- Theatrical release poster
- Thai: อันธพาล
- Directed by: Kongkiat Khomsiri
- Written by: Kongkiat Khomsiri
- Produced by: Somsak Techaratanaprasert
- Starring: Krissada Sukosol Clapp; Pornchai Hongrattanaporn; Somchai Kemglad; Sakarin Suthamsamai; Krisada Supapprom; Nantharat Chaowarat; Pakchanok Wo-Onsri; Wasu Sangsingkaew; Boonsong Nakphoo;
- Cinematography: Sayombhu Mukdeeprom
- Music by: Kanisorn Studio
- Production company: Sahamongkol Film International
- Distributed by: Sahamongkol Film International Baa-Ram-Ewe Co., Ltd.
- Release dates: June 12, 2012 (premiere at Paragon Cineplex); June 14, 2012 (nationwide);
- Running time: 114 minutes
- Country: Thailand
- Language: Thai
- Budget: ฿10-20 millions
- Box office: ฿27.1 millions

= The Gangster (2012 film) =

2012 Thai film by Kongkiat Khomsiri

The Gangster (อันธพาล) is a 2012 Thai epic crime drama film directed and written by Kongkiat Khomsiri, starring Krissada Sukosol Clapp, Pornchai Hongrattanaporn, Somchai Kemglad, Sakarin Suthamsamai, Krisada Supapprom, Nantharat Chaowarat, Pakchanok Wo-Onsri, Wasu Sangsingkaew, and Boonsong Nakphoo and distributed by Sahamongkol Film International

==Synopsis==
Bangkok in the 1950s, from Salak Hin lane in Hua Lamphong neighborhood to the seven-storey building in Yaowarat and Wongwian Yi Sip Song Karakadakhom (July 22 Circle), they were under the gang of Thai Chinese mafia called "Four Kings".

Jod and Dang are the young men who goodfriend each other.

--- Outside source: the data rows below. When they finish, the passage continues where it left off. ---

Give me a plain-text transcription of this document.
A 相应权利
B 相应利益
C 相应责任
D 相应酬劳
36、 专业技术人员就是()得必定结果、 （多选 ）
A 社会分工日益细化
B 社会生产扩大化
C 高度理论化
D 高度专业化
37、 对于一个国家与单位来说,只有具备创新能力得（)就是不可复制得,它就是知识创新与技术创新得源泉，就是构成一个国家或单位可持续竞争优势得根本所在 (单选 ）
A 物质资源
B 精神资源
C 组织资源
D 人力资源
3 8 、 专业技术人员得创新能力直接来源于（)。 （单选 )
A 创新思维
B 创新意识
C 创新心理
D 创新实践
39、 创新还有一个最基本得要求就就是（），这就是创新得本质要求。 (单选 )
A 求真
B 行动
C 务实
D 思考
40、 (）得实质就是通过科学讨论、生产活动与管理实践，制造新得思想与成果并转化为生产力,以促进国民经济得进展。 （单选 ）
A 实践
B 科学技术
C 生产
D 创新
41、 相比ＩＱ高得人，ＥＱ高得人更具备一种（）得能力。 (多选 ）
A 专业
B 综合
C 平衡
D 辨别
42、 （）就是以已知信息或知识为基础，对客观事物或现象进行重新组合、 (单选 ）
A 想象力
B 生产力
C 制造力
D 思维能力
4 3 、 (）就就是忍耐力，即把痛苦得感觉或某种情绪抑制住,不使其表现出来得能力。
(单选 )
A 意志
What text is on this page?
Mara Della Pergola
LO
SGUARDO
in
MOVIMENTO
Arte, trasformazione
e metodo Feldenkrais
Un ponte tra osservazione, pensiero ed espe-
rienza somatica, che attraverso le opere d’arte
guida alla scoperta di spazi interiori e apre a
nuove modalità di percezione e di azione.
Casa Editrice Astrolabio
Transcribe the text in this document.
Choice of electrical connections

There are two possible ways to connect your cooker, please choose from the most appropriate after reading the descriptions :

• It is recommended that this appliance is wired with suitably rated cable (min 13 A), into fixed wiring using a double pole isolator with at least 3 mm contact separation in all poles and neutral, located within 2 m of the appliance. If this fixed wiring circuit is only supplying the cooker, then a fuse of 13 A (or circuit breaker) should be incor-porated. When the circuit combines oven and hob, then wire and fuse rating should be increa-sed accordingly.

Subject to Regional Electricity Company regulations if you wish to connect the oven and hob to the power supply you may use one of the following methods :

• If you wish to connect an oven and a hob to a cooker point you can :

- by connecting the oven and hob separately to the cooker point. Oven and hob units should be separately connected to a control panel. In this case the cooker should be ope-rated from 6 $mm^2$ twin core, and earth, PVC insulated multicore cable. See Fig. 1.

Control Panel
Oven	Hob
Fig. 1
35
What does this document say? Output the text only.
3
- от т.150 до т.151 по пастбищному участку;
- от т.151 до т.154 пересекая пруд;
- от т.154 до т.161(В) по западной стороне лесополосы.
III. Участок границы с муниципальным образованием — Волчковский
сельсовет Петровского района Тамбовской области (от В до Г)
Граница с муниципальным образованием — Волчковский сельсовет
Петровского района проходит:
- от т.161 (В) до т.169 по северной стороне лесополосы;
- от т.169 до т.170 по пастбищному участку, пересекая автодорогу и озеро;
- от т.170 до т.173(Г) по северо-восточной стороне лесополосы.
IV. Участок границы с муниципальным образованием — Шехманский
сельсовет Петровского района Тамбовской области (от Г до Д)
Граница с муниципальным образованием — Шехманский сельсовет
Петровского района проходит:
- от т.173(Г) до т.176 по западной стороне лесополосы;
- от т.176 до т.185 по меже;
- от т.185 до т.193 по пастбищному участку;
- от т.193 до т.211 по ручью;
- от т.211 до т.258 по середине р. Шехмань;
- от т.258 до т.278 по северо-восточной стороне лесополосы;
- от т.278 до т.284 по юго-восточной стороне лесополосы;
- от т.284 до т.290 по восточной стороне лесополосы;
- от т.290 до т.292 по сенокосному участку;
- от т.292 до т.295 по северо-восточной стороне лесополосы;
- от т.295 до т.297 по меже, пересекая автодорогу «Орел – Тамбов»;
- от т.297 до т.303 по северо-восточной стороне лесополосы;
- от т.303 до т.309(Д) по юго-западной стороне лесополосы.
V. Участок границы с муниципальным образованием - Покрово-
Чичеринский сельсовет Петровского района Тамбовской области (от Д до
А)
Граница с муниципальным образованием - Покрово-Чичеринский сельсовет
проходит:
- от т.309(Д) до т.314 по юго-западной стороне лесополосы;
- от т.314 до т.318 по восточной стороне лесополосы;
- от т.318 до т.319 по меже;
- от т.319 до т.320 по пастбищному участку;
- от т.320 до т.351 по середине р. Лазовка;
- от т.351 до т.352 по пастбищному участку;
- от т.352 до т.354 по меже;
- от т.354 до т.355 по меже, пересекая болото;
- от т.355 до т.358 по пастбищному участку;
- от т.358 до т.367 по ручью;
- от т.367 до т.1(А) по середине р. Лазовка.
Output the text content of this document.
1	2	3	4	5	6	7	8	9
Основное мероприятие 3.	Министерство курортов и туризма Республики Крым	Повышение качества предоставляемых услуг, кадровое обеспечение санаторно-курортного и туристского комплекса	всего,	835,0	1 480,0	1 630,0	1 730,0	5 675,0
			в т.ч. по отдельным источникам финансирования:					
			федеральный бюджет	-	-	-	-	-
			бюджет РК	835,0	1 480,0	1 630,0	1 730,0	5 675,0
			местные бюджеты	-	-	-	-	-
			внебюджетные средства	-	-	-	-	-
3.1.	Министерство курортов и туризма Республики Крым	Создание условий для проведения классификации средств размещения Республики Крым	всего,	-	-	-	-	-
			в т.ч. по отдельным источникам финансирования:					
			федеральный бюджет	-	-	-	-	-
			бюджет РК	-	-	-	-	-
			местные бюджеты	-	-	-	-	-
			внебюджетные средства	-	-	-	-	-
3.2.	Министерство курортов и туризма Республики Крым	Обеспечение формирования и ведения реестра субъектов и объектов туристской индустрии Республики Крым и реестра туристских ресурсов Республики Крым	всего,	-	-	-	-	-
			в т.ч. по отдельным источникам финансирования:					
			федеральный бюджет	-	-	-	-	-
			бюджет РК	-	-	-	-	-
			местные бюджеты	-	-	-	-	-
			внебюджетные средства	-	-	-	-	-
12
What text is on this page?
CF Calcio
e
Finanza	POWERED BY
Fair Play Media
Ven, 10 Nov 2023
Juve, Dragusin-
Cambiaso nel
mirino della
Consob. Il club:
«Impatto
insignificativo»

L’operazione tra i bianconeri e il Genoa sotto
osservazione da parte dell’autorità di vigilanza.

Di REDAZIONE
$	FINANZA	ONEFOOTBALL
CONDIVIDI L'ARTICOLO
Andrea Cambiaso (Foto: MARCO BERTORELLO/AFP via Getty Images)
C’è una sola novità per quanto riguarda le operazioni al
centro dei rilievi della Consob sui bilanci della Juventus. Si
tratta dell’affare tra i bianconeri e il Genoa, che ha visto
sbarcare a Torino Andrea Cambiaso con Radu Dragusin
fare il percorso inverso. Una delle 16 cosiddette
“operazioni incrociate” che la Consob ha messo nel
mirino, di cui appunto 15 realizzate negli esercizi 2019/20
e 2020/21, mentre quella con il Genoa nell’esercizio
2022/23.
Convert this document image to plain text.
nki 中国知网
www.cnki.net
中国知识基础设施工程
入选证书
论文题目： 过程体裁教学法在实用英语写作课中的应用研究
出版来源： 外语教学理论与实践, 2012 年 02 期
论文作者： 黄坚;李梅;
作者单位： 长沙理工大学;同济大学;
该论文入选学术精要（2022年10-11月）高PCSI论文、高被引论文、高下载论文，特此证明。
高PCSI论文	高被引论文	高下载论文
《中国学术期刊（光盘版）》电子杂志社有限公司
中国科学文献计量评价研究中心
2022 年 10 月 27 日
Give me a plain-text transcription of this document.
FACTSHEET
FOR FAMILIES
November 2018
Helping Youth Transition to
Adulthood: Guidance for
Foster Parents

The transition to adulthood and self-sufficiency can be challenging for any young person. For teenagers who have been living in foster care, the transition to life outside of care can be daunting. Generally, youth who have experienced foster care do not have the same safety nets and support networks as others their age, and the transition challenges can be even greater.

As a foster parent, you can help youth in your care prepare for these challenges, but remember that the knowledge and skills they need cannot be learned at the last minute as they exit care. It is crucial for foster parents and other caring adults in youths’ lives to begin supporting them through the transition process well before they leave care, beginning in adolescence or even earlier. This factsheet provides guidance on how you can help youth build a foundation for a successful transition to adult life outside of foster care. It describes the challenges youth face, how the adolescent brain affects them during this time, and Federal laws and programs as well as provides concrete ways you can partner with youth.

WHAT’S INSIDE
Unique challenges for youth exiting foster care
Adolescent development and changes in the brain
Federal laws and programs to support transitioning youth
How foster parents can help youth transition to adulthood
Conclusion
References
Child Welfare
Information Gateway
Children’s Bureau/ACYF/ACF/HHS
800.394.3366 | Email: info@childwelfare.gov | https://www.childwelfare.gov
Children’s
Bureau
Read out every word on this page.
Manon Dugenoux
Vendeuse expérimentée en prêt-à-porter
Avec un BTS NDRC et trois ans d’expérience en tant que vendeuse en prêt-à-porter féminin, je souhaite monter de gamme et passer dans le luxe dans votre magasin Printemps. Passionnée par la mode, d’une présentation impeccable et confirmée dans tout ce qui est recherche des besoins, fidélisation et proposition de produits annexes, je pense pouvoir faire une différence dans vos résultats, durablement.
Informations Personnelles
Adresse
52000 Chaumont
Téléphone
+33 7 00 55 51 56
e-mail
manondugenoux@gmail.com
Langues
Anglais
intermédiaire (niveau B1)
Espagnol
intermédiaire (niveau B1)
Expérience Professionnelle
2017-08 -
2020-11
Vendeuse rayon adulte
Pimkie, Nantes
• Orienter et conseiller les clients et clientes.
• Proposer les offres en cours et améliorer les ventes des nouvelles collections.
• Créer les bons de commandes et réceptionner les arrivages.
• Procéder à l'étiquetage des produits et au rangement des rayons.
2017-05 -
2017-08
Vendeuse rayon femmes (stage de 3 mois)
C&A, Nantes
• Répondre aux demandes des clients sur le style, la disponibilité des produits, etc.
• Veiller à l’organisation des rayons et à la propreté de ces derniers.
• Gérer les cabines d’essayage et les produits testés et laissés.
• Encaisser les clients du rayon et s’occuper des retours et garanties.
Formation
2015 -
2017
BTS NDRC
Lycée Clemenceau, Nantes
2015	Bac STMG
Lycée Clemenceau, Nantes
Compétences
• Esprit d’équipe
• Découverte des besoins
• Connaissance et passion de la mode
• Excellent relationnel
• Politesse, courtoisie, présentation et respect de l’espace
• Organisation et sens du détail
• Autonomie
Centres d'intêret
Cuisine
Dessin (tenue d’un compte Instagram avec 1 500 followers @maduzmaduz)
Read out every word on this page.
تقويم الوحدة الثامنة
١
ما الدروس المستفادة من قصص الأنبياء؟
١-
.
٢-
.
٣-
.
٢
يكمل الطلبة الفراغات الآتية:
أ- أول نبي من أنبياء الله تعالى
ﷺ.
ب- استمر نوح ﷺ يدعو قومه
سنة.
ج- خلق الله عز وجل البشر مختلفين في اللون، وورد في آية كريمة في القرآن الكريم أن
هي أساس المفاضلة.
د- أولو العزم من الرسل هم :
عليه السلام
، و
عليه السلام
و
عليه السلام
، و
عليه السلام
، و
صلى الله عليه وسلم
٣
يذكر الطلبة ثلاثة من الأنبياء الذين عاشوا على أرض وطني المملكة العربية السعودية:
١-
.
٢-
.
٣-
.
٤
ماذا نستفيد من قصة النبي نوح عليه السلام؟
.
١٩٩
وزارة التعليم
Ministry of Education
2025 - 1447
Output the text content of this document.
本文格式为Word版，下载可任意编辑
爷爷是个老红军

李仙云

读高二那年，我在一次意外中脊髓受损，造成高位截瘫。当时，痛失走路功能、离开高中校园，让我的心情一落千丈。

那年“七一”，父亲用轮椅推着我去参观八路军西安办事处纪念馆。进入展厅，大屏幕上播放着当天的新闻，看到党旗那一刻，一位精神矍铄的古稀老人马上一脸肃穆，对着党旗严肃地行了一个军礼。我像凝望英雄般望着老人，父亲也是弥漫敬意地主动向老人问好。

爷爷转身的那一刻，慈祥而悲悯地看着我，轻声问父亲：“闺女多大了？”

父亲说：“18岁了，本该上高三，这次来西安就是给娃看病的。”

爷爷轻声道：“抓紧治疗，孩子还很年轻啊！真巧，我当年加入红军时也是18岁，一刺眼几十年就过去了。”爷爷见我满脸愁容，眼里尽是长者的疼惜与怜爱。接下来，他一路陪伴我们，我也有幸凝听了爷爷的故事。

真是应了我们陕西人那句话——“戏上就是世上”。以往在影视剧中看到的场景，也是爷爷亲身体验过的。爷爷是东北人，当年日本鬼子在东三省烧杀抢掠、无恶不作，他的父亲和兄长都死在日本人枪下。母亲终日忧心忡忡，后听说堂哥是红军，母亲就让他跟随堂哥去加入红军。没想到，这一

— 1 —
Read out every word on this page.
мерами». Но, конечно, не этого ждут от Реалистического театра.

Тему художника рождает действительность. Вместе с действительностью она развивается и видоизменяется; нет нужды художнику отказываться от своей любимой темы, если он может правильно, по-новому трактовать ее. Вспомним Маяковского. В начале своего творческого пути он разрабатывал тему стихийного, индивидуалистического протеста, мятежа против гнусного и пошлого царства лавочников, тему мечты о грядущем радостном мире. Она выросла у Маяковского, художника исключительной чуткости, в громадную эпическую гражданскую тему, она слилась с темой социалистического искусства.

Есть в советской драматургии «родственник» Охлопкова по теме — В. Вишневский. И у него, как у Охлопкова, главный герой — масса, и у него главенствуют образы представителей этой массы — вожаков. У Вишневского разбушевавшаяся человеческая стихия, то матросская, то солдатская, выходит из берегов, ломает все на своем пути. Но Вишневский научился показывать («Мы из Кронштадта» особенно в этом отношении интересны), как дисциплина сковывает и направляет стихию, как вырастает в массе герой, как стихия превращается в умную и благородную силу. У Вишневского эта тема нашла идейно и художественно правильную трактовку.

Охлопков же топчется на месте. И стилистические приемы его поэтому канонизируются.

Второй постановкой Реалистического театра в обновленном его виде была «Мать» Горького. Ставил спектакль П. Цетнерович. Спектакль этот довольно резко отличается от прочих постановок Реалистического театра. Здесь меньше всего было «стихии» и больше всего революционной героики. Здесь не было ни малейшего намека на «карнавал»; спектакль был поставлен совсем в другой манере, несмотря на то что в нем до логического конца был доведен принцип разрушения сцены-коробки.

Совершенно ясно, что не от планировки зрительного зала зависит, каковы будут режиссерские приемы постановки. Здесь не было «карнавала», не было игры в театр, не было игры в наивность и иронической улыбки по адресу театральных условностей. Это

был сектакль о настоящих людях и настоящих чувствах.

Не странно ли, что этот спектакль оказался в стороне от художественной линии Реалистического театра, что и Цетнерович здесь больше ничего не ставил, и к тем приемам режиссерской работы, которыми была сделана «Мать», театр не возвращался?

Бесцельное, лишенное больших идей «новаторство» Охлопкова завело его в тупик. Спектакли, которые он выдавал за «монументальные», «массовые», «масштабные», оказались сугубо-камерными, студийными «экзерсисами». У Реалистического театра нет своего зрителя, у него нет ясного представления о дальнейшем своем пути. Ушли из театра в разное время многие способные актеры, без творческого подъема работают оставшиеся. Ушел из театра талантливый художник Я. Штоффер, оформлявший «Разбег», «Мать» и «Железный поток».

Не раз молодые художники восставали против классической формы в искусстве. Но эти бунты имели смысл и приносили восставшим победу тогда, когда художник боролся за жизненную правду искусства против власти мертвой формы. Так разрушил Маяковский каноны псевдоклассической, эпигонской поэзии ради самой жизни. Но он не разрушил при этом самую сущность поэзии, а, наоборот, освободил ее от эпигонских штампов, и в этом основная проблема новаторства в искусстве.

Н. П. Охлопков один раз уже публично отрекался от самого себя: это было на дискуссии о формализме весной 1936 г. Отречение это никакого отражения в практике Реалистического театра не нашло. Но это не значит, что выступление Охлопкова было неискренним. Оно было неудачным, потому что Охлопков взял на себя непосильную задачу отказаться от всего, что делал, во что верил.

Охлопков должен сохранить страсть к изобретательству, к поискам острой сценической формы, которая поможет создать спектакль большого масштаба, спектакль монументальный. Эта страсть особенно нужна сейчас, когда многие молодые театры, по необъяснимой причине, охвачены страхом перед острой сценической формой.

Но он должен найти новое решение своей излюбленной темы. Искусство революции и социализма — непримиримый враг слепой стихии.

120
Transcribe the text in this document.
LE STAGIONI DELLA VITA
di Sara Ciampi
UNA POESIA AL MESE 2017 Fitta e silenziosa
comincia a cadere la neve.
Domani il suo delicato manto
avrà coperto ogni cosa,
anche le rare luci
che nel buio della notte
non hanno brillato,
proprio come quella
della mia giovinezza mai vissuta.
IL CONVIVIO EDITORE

Especially Dang is a leader and he is very respected among teenagers. They are in a gang by elder members as bosses, but one day Dang also suffered from a fatal car accident. After the coup (1957 coup by Sarit Thanarat) the new government has a policy to get rid of the gangs. As a result, these gang mafia scattered and Jod to fights with who are his former friends and his boss.

==Cast==
- Krissada Sukosol Clapp as Jod/ Jod Howdy
- Somchai Kemglad as Dang/ Dang Bireley
- Sakarin Suthamsamai as Thong
- Krisada Supapprom as Piak
- Nantharat Chaowarat as Ploy
- Pakchanok Wo-Onsri as Oow Tee
- Pornchai Hongrattanaporn as Hia Lor (Elder brother Lor)
- Boonsong Nakphoo as Na Hum (Uncle Hum)
- Wasu Sangsingkaew as Phu Khan Kham Neung (Commander Kham Neung)
- Preecha Ketkham as Kamnan Tong (Headman Tong)
- Pongpat Wachirabunjong as Hia Seng/ Seng Pangtor (Elder brother Seng) (guest)
- Sonthaya Chitmanee as Serd (cameo)

==Production==
The Gangster is a backdrop back in Thailand in the 1950s and 1960s like Nonzee Nimibutr's Dang Bireley's and Young Gangsters. It was a recalled of Dang Bireley's and Young Gangsters that was released in 1997 and very successful, other characters in Dang Bireley's and Young Gangsters also have a role in this film such as Dang Bireley or Pu Raberd Khuad (Pu The Bottle Bomb). In the press release launched, Jesdaporn Pholdee who as a Dang Bireley in the 1997 film was also featured in the event.